We arrived home, and that evening I was standing in the bathroom with the door wide open. No doubt I was leaning into the mirror staring myself down. I had a habit of that. Whenever I was deep in thought or perplexed or worried, I’d stare at myself in the mirror as if waiting for my reflection to offer a solution. Seriously, if my reflection had started to talk and give me advice, I probably would have taken it. Instead, my Dad showed up to do the honors.
When I looked up, he was leaning in the doorframe. He said, “You know, you’ve always made really wise decisions about your friends. But this decision, to date Kedron, it’s an incredibly wise decision. He is an excellent young man and has an excellent family. I’m proud of you.”

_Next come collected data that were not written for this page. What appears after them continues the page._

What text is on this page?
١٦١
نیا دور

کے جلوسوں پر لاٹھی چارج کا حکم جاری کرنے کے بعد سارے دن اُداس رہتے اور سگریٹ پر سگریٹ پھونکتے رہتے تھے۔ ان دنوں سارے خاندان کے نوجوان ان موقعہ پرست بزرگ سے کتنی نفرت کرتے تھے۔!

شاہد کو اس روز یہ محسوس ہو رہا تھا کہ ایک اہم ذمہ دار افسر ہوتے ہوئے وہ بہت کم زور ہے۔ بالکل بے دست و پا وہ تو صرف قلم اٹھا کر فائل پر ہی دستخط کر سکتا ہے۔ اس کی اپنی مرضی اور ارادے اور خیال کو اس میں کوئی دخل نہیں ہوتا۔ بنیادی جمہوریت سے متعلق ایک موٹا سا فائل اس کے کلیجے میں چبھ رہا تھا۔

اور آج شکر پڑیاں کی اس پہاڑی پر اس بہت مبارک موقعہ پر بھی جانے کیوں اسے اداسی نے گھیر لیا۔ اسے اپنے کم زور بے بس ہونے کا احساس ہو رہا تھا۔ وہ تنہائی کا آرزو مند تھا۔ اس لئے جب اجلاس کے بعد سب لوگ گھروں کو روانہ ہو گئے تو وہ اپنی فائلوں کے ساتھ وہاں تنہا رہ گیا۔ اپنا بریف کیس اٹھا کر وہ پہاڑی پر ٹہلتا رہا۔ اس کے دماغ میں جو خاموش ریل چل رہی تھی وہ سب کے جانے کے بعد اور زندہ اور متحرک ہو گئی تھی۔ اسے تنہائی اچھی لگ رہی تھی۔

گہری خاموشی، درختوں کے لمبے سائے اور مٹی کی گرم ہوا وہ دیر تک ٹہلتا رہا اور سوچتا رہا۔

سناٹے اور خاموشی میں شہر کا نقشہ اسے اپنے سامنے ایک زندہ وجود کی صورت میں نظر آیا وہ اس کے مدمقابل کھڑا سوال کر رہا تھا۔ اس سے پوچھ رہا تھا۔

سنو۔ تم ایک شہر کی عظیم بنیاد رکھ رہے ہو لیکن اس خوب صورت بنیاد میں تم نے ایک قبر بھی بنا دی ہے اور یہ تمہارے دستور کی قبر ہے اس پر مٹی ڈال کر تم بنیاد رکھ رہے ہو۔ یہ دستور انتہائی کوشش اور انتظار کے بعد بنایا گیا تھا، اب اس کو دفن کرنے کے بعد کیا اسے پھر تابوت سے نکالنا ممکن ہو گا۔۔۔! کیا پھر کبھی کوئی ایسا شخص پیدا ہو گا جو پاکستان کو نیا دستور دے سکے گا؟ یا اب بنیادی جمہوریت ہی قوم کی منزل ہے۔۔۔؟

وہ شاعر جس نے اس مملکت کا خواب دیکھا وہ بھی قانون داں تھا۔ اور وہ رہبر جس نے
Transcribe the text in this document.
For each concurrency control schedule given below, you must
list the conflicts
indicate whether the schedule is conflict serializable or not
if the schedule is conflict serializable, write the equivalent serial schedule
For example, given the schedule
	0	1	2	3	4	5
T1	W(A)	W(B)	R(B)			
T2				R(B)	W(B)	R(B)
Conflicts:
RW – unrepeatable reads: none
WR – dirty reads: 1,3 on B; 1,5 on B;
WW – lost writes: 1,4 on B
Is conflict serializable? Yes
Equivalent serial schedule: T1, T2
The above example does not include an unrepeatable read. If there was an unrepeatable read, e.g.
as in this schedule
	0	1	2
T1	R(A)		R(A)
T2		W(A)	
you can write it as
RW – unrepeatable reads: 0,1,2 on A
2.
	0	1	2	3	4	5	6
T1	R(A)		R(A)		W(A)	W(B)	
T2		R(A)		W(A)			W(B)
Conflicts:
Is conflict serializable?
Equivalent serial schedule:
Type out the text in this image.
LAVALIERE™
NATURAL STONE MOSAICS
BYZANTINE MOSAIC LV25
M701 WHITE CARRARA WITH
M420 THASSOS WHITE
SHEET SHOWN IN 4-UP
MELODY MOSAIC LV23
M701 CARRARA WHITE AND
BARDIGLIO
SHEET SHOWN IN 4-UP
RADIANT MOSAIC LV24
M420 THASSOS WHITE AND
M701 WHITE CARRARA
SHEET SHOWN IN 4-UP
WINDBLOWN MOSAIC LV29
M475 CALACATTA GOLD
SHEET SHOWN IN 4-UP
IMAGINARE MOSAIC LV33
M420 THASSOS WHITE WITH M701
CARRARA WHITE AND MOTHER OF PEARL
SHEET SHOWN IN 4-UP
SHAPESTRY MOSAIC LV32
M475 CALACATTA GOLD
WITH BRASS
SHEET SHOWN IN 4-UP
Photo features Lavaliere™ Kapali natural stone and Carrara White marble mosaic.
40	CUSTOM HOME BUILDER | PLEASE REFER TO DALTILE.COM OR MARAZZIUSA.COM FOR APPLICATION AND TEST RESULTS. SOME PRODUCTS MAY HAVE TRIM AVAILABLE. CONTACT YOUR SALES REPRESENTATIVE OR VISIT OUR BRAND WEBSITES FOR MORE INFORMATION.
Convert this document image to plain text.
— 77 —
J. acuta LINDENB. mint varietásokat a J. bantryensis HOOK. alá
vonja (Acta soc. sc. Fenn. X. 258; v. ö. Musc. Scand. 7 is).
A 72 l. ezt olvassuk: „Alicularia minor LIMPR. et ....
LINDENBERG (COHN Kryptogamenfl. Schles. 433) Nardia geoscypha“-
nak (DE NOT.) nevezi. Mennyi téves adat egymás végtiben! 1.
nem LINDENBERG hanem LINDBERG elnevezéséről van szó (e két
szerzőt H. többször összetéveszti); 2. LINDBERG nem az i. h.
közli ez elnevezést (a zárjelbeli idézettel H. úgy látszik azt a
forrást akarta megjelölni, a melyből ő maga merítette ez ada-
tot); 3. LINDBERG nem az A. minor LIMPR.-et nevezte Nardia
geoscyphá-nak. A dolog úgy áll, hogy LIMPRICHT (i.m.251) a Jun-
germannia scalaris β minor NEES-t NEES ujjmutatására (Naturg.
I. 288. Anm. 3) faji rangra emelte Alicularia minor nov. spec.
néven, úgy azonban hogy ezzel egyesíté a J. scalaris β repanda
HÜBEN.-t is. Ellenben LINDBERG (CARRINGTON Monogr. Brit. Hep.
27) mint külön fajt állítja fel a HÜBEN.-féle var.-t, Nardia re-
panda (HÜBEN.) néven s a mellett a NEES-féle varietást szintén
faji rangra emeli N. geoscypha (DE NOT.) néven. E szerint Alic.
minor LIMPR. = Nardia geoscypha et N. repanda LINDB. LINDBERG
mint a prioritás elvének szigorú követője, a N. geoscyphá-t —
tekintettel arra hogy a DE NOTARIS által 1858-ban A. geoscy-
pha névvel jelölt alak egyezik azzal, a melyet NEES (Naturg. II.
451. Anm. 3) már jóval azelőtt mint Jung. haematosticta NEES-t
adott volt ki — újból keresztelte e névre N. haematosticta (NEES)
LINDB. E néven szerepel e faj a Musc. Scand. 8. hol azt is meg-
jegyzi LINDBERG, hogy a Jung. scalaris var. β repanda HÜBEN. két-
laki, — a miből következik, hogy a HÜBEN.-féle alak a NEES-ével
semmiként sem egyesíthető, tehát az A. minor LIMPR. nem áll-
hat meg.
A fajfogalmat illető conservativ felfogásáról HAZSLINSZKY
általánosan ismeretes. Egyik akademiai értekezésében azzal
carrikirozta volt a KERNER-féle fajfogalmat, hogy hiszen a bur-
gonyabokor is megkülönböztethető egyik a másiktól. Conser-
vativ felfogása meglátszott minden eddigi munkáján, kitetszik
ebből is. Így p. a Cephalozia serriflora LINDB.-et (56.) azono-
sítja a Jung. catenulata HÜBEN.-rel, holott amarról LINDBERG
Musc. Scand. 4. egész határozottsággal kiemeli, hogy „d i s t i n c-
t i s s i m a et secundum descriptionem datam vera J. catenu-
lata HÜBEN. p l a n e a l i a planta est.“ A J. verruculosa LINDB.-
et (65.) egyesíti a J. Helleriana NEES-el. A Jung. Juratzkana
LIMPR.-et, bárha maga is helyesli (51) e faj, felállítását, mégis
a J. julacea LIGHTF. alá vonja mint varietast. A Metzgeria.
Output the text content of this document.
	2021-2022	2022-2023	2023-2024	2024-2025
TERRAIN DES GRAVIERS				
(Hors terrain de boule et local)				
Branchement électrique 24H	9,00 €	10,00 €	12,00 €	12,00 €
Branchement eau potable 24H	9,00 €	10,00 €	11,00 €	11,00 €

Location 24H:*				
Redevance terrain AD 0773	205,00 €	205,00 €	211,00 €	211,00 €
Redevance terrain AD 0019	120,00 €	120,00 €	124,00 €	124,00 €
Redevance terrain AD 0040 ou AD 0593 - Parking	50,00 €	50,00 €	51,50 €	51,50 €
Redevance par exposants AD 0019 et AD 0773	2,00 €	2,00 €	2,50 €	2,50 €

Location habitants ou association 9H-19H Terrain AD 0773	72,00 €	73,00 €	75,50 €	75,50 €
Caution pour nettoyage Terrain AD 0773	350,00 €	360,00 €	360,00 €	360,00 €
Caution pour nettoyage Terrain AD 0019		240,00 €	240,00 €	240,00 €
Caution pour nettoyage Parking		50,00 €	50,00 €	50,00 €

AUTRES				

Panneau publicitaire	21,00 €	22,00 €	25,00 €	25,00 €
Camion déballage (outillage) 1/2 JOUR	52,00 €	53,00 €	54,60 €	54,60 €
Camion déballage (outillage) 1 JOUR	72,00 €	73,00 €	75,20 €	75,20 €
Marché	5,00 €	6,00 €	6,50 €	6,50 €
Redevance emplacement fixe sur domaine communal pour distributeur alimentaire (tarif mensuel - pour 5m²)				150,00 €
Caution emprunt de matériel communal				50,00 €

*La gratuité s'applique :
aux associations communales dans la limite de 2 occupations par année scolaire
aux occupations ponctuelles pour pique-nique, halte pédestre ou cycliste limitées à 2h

My heart did a thousand flips. Of all the wonderful conversations I’d had with my Dad over the years, this one meant the most. I had been confused, wondering if I’d done the right thing and if things would work out between us. And then my Dad spoke the voice of God in His approval. I gushed my thanks and then left the staring contest with my reflection behind. My Dad approved. Really approved. Everything was going to be ok.